I am so profoundly touched that she found my meager plight as apt illustration, worthy of sharing with her many readers. If she thought it would help others, she could certainly use my example. As writers we are always searching for the universal truth in our experiences. That’s what I try to write about here on Creative Ink, sometimes satisfactorily, sometimes not.
But Connie’s column is about more than sharing my specific experience as harried working mother. It’s a shining example and testament to the power of women helping other women.
She’s a master. When she called last week to discuss the column and how she wanted to use my example, she also asked if it was okay if she used my whole name and blog address. I was almost speechless.

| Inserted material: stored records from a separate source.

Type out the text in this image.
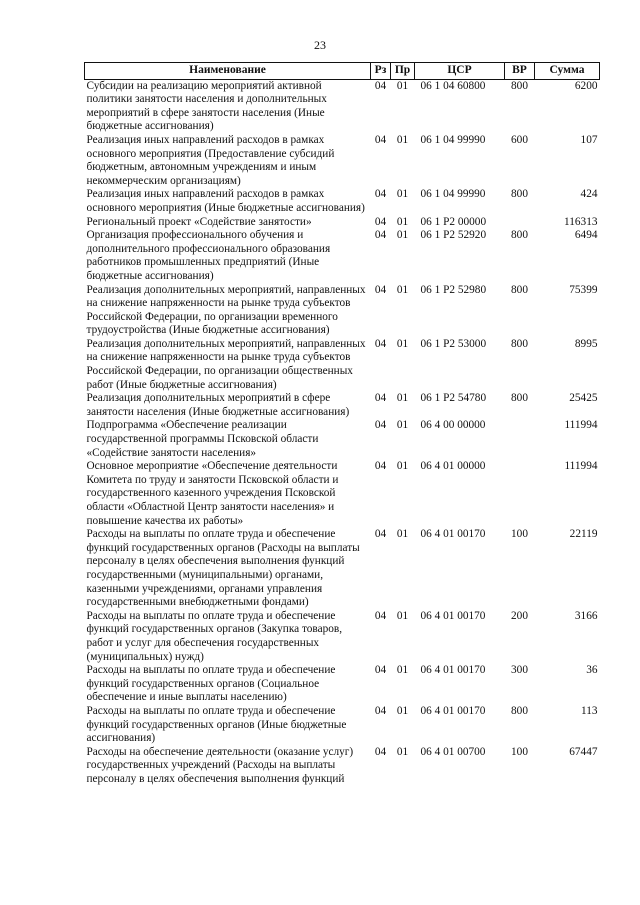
23
Наименование	Рз	Пр	ЦСР	ВР	Сумма
Субсидии на реализацию мероприятий активной политики занятости населения и дополнительных мероприятий в сфере занятости населения (Иные бюджетные ассигнования)	04	01	06 1 04 60800	800	6200
Реализация иных направлений расходов в рамках основного мероприятия (Предоставление субсидий бюджетным, автономным учреждениям и иным некоммерческим организациям)	04	01	06 1 04 99990	600	107
Реализация иных направлений расходов в рамках основного мероприятия (Иные бюджетные ассигнования)	04	01	06 1 04 99990	800	424
Региональный проект «Содействие занятости»	04	01	06 1 Р2 00000		116313
Организация профессионального обучения и дополнительного профессионального образования работников промышленных предприятий (Иные бюджетные ассигнования)	04	01	06 1 Р2 52920	800	6494
Реализация дополнительных мероприятий, направленных на снижение напряженности на рынке труда субъектов Российской Федерации, по организации временного трудоустройства (Иные бюджетные ассигнования)	04	01	06 1 Р2 52980	800	75399
Реализация дополнительных мероприятий, направленных на снижение напряженности на рынке труда субъектов Российской Федерации, по организации общественных работ (Иные бюджетные ассигнования)	04	01	06 1 Р2 53000	800	8995
Реализация дополнительных мероприятий в сфере занятости населения (Иные бюджетные ассигнования)	04	01	06 1 Р2 54780	800	25425
Подпрограмма «Обеспечение реализации государственной программы Псковской области «Содействие занятости населения»	04	01	06 4 00 00000		111994
Основное мероприятие «Обеспечение деятельности Комитета по труду и занятости Псковской области и государственного казенного учреждения Псковской области «Областной Центр занятости населения» и повышение качества их работы»	04	01	06 4 01 00000		111994
Расходы на выплаты по оплате труда и обеспечение функций государственных органов (Расходы на выплаты персоналу в целях обеспечения выполнения функций государственными (муниципальными) органами, казенными учреждениями, органами управления государственными внебюджетными фондами)	04	01	06 4 01 00170	100	22119
Расходы на выплаты по оплате труда и обеспечение функций государственных органов (Закупка товаров, работ и услуг для обеспечения государственных (муниципальных) нужд)	04	01	06 4 01 00170	200	3166
Расходы на выплаты по оплате труда и обеспечение функций государственных органов (Социальное обеспечение и иные выплаты населению)	04	01	06 4 01 00170	300	36
Расходы на выплаты по оплате труда и обеспечение функций государственных органов (Иные бюджетные ассигнования)	04	01	06 4 01 00170	800	113
Расходы на обеспечение деятельности (оказание услуг) государственных учреждений (Расходы на выплаты персоналу в целях обеспечения выполнения функций	04	01	06 4 01 00700	100	67447
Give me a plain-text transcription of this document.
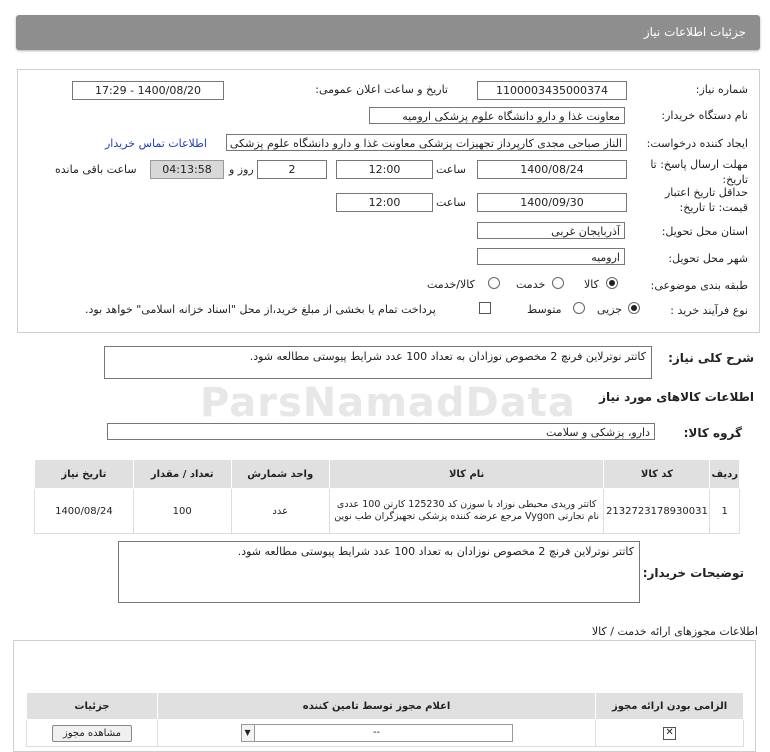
جزئیات اطلاعات نیاز
شماره نیاز:
1100003435000374
تاریخ و ساعت اعلان عمومی:
1400/08/20 - 17:29
نام دستگاه خریدار:
معاونت غذا و دارو دانشگاه علوم پزشکی ارومیه
ایجاد کننده درخواست:
الناز صباحی مجدی کارپرداز تجهیزات پزشکی معاونت غذا و دارو دانشگاه علوم پزشکی
اطلاعات تماس خریدار
مهلت ارسال پاسخ: تا تاریخ:
1400/08/24
ساعت
12:00
2
روز و
04:13:58
ساعت باقی مانده
حداقل تاریخ اعتبار قیمت: تا تاریخ:
1400/09/30
ساعت
12:00
استان محل تحویل:
آذربایجان غربی
شهر محل تحویل:
ارومیه
طبقه بندی موضوعی:
کالا
خدمت
کالا/خدمت
نوع فرآیند خرید :
جزیی
متوسط
پرداخت تمام یا بخشی از مبلغ خرید،از محل "اسناد خزانه اسلامی" خواهد بود.
شرح کلی نیاز:
کاتتر نوترلاین فرنچ 2 مخصوص نوزادان به تعداد 100 عدد شرایط پیوستی مطالعه شود.
اطلاعات کالاهای مورد نیاز
گروه کالا:
دارو، پزشکی و سلامت
ParsNamadData
ردیف	کد کالا	نام کالا	واحد شمارش	تعداد / مقدار	تاریخ نیاز
1	2132723178930031	کاتتر وریدی محیطی نوزاد با سوزن کد 125230 کارتن 100 عددی نام تجارتی Vygon مرجع عرضه کننده پزشکی تجهیزگران طب نوین	عدد	100	1400/08/24
توضیحات خریدار:
کاتتر نوترلاین فرنچ 2 مخصوص نوزادان به تعداد 100 عدد شرایط پیوستی مطالعه شود.
اطلاعات مجوزهای ارائه خدمت / کالا
الزامی بودن ارائه مجوز	اعلام مجوز توسط تامین کننده	جزئیات
✕	▼ --	مشاهده مجوز
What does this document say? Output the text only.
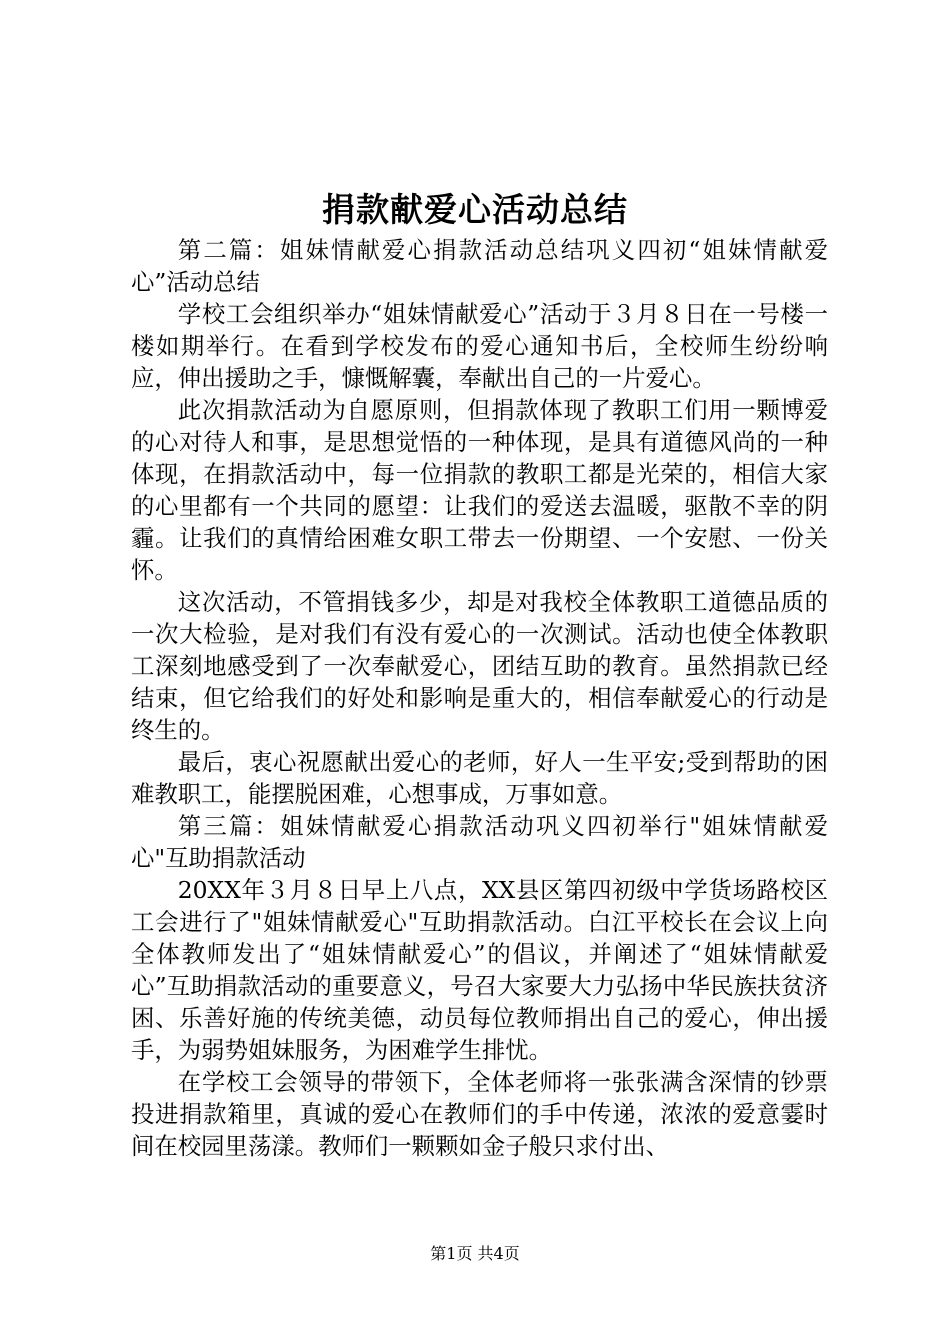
捐款献爱心活动总结

第二篇：姐妹情献爱心捐款活动总结巩义四初“姐妹情献爱心”活动总结

学校工会组织举办“姐妹情献爱心”活动于３月８日在一号楼一楼如期举行。在看到学校发布的爱心通知书后，全校师生纷纷响应，伸出援助之手，慷慨解囊，奉献出自己的一片爱心。

此次捐款活动为自愿原则，但捐款体现了教职工们用一颗博爱的心对待人和事，是思想觉悟的一种体现，是具有道德风尚的一种体现，在捐款活动中，每一位捐款的教职工都是光荣的，相信大家的心里都有一个共同的愿望：让我们的爱送去温暖，驱散不幸的阴霾。让我们的真情给困难女职工带去一份期望、一个安慰、一份关怀。

这次活动，不管捐钱多少，却是对我校全体教职工道德品质的一次大检验，是对我们有没有爱心的一次测试。活动也使全体教职工深刻地感受到了一次奉献爱心，团结互助的教育。虽然捐款已经结束，但它给我们的好处和影响是重大的，相信奉献爱心的行动是终生的。

最后，衷心祝愿献出爱心的老师，好人一生平安;受到帮助的困难教职工，能摆脱困难，心想事成，万事如意。

第三篇：姐妹情献爱心捐款活动巩义四初举行"姐妹情献爱心"互助捐款活动

20XX年３月８日早上八点，XX县区第四初级中学货场路校区工会进行了"姐妹情献爱心"互助捐款活动。白江平校长在会议上向全体教师发出了“姐妹情献爱心”的倡议，并阐述了“姐妹情献爱心”互助捐款活动的重要意义，号召大家要大力弘扬中华民族扶贫济困、乐善好施的传统美德，动员每位教师捐出自己的爱心，伸出援手，为弱势姐妹服务，为困难学生排忧。

在学校工会领导的带领下，全体老师将一张张满含深情的钞票投进捐款箱里，真诚的爱心在教师们的手中传递，浓浓的爱意霎时间在校园里荡漾。教师们一颗颗如金子般只求付出、

第1页 共4页
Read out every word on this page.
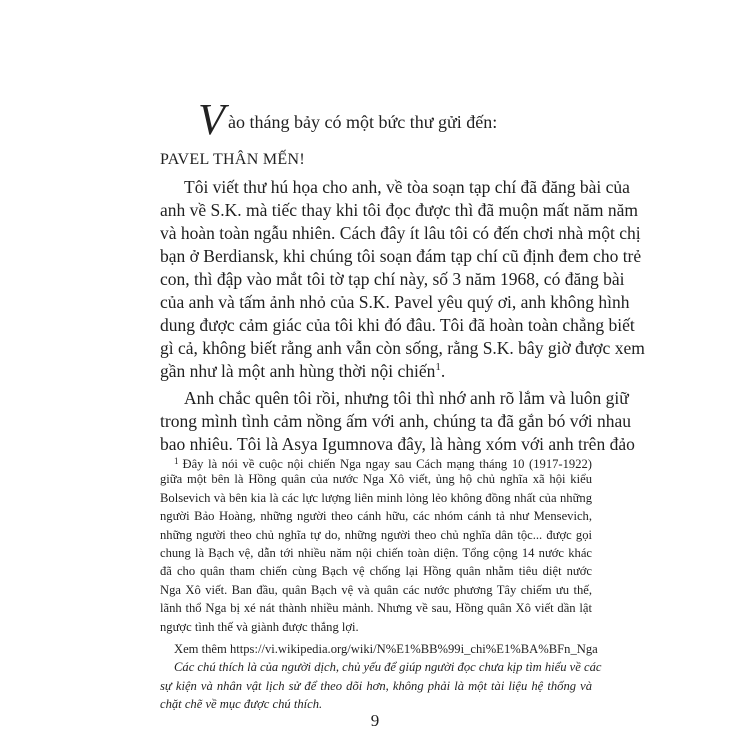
V ào tháng bảy có một bức thư gửi đến:
PAVEL THÂN MẾN!
Tôi viết thư hú họa cho anh, về tòa soạn tạp chí đã đăng bài của
anh về S.K. mà tiếc thay khi tôi đọc được thì đã muộn mất năm năm
và hoàn toàn ngẫu nhiên. Cách đây ít lâu tôi có đến chơi nhà một chị
bạn ở Berdiansk, khi chúng tôi soạn đám tạp chí cũ định đem cho trẻ
con, thì đập vào mắt tôi tờ tạp chí này, số 3 năm 1968, có đăng bài
của anh và tấm ảnh nhỏ của S.K. Pavel yêu quý ơi, anh không hình
dung được cảm giác của tôi khi đó đâu. Tôi đã hoàn toàn chẳng biết
gì cả, không biết rằng anh vẫn còn sống, rằng S.K. bây giờ được xem
gần như là một anh hùng thời nội chiến$^1$.
Anh chắc quên tôi rồi, nhưng tôi thì nhớ anh rõ lắm và luôn giữ
trong mình tình cảm nồng ấm với anh, chúng ta đã gắn bó với nhau
bao nhiêu. Tôi là Asya Igumnova đây, là hàng xóm với anh trên đảo
$^1$ Đây là nói về cuộc nội chiến Nga ngay sau Cách mạng tháng 10 (1917-1922)
giữa một bên là Hồng quân của nước Nga Xô viết, ủng hộ chủ nghĩa xã hội kiểu
Bolsevich và bên kia là các lực lượng liên minh lỏng lẻo không đồng nhất của những
người Bảo Hoàng, những người theo cánh hữu, các nhóm cánh tả như Mensevich,
những người theo chủ nghĩa tự do, những người theo chủ nghĩa dân tộc... được gọi
chung là Bạch vệ, dẫn tới nhiều năm nội chiến toàn diện. Tổng cộng 14 nước khác
đã cho quân tham chiến cùng Bạch vệ chống lại Hồng quân nhằm tiêu diệt nước
Nga Xô viết. Ban đầu, quân Bạch vệ và quân các nước phương Tây chiếm ưu thế,
lãnh thổ Nga bị xé nát thành nhiều mảnh. Nhưng về sau, Hồng quân Xô viết dần lật
ngược tình thế và giành được thắng lợi.
Xem thêm https://vi.wikipedia.org/wiki/N%E1%BB%99i_chi%E1%BA%BFn_Nga
Các chú thích là của người dịch, chủ yếu để giúp người đọc chưa kịp tìm hiểu về các
sự kiện và nhân vật lịch sử để theo dõi hơn, không phải là một tài liệu hệ thống và
chặt chẽ về mục được chú thích.
9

“Courage, Wendy, courage,” she told me. And that’s something about me that she understands so well. She knew what I didn’t say in my blog entry, about the pain of feeling selfish for wanting more in my life. She also knows what fears keep me from pursuing more. She has challenged me in the past to share more about what I feel because she, like most writers, knows that if I don’t, I may someday simply shrivel up.
So much of what I feel has been buried for so long that it’s scary to think of letting it out. I’m always casting around for that safety net, that cork I can stuff back into the bottle when it all feels to real and raw.
But then I remember her words to me: “Courage, Wendy, courage.” And I tiptoe into the unknown and feel the support of her and other very important women in my life leading me forward.
If you read here regularly or know me personally, you know that I love my family deeply. But I also feel blessed that I’m able to pursue my career in the manner I do. It’s an important part of me that demands to be fulfilled. It’s a paradox that we’re encouraged to be successful career women, yet made to feel horribly guilty if we so indulge.
We have to do better for our children by setting a healthy example of what it means to be a woman today. The more we talk about how we make it work, and the reality that it doesn’t always work, the more women will find comfort in our shared experience. Maybe then one less woman will cry in her shower from the frustration of constantly trying to do the impossible.
It was fitting that the first four people I heard from were my closest friends — Patty Banks, Jill Zimon, Lisa Best and Lisa Karnatz. I’m able to endure days like the one Connie describes because I have people like them who are always there to tell me I’m not alone.
That hasn’t always been the case.
The first time I watched the DVD, “The Divine Secrets of the Ya-Ya Sisterhood,” I wept from a place that I didn’t often acknowledge, as a little girl who was shunned by other girls. It struck me that I had no one except for my sister who had shared my history in the manner of the four women in the movie and the book. And I was saddened to think of myself as so alone in this world. Yet it was a state I had willingly cultivated for myself. But nothing, least of all me, was growing in that solitary garden.
One of the most courageous moves I’ve made in the past few years of my life is to seek out new female friendships and nurture existing ones in a way that seemed wholly foreign yet essential to my growth and existence.
It seems to have paid off because today I am feeding off of their love, support and friendship … like oxygen.